LA FUERZA SOCIAL
Ing. Fernando Padilla Farfán
Cuando en Morelos gobernaba el priista Jorge
Carrillo Olea, en medio de fuertes problemas de seguridad, y sumido en la
depresión que le provocó la muerte de cercano familiar; un grupo de detentadores
de la opulencia, pretendieron impulsar un proyecto de un campo de golf de clase
mundial, que incluía aposentos para dormir o descansar, restaurantes y amplias
terrazas, con ese sello que los ricos de primera clase imponen a su desenfrenados
caprichos, para que las comodidades enmarcadas con discreción, los hagan
sentirse como en su casa.
El proyecto se realizaría dentro del municipio
de Cuautla, en medio de esas exuberantes y bien cuidadas bellezas naturales que
han dado fama a Morelos y a su Capital Cuernavaca.
Pero esos mismos lugares que en algún momento
escogieron los reyes aztecas y luego los conquistadores, como terrenos de
descanso y recreación, nada mas por que cualquier época era primavera, y por
que podían mojar sus cuerpos en abundantes aguas y caminar en medio de exóticas
flores y plantas en ningún otro lado vistas; ahora tendrían paredes, techos,
cristales y mucho cemento. Y los pastos serían pintados con el mismo verde pero
sin la vegetación de los milenarios árboles. Y, era de esperarse, prohibida la
entrada a los clasemedieros de Morelos y
a los que regularmente disfrutan ese improrrogable regalo de la naturaleza.

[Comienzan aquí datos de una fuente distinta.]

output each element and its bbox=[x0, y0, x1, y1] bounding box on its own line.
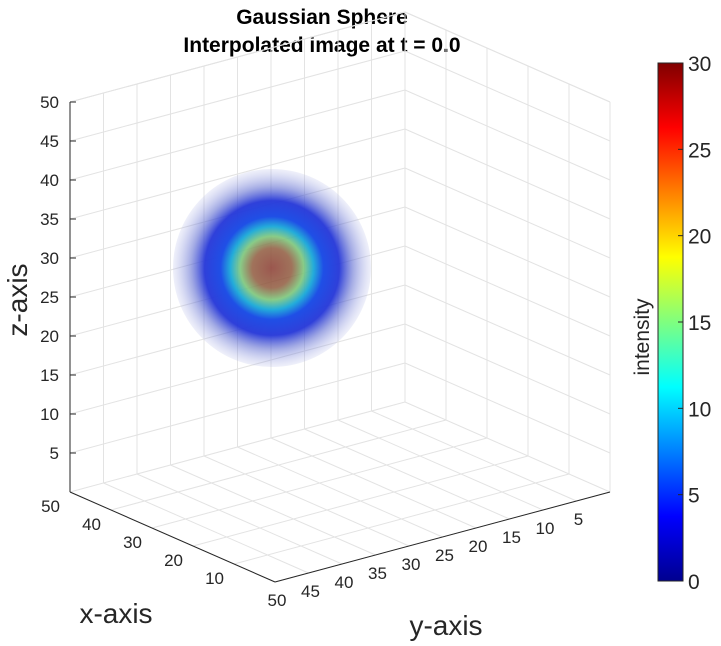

Para entenderlo claramente, nadie podría intentar
entrar si no hubiera peseido Jet privado y suficiente lana para codearse con lo
más granado del mundo del dinero, y estar dispuesto a gastarse una buena lana
para portar los diseños de Dolce & Gabbana, Gucci o Bugatti; y por que no,
entre hoyo y hoyo presumir del lugar que ocupan en la relación de clientes del relojero francés François Paul Journe, cuyos relojes llegan a costar
hasta 700 mil Dólares.
Pues este sueño que hubiera encarado la
realidad de millones de mexicanos; fue convertido en pesadilla por un grupo de
señoras que se organizaron y formaron un grupo de oposición a ese mega proyecto
que hubiera modificado el entorno natural de aquel paradisíaco lugar.
Después de manifestaciones, marchas y
plantones, lograron su propósito: No se construiría nada que no fuera aprobado
por los habitantes del lugar, a pesar de los descaminados comentarios de destacadas
figuras de noticieros de radio y televisión, que por su marcado interés, parecía
que contaba con alguna promesa de acceso de cortesía.
El grupo de mujeres opositoras al mencionado
proyecto (también había varones, pero eran los menos), ya habían conseguido su
propósito pero tenían inercia y fuerza y podrían aprovecharlas para ajustarle
cuentas a la autoridad estatal, que se mostraba marginal en asuntos de interés
social.
Y así, con el apoyo de otras organizaciones y
el entusiasmo del resto de la sociedad civil, lucharon denodadamente para
consolidar la caída del gobernador Carrillo Olea, dos años antes de concluir su
gestión, por la crisis en el rubro de la seguridad pública y la desanudada
corrupción de algunos de sus colaboradores.
Era la primera vez que la sociedad civil, al
margen de los partidos, se unía en un gran frente común para defender su
patrimonio y sus intereses.
El movimiento aún organizado, impulsó a Sergio
Estrada Cajigal como candidato a la gubernatura, y lo hizo ganar por el PAN,
castigando al PRI que ininterrumpidamente había gobernado a Morelos durante los
años de su existencia. Quién sabe qué fue lo que pasó, pero después de esta
etapa el movimiento dejó de existir, perdiendo la oportunidad de pasar a la
historia del país, como el ejemplo de lo que es capaz de hacer la sociedad
cuando se organiza.
La siguiente ocasión que la sociedad hace común
su deseo de castigar al partido en el poder, nada más que ahora en las urnas y
a nivel nacional, fue en el 2000, cuando decidieron apoyar con votos la
candidatura de Vicente Fox Quezada. Claro, más tardó en tomar posesión que la
gente en darse cuenta que era una figura de vidrioso barro con apariencia de metal
bruñido y de elevado coste.
La gente ya aprendió a utilizar a los partidos
para castigar a los políticos que le fallan.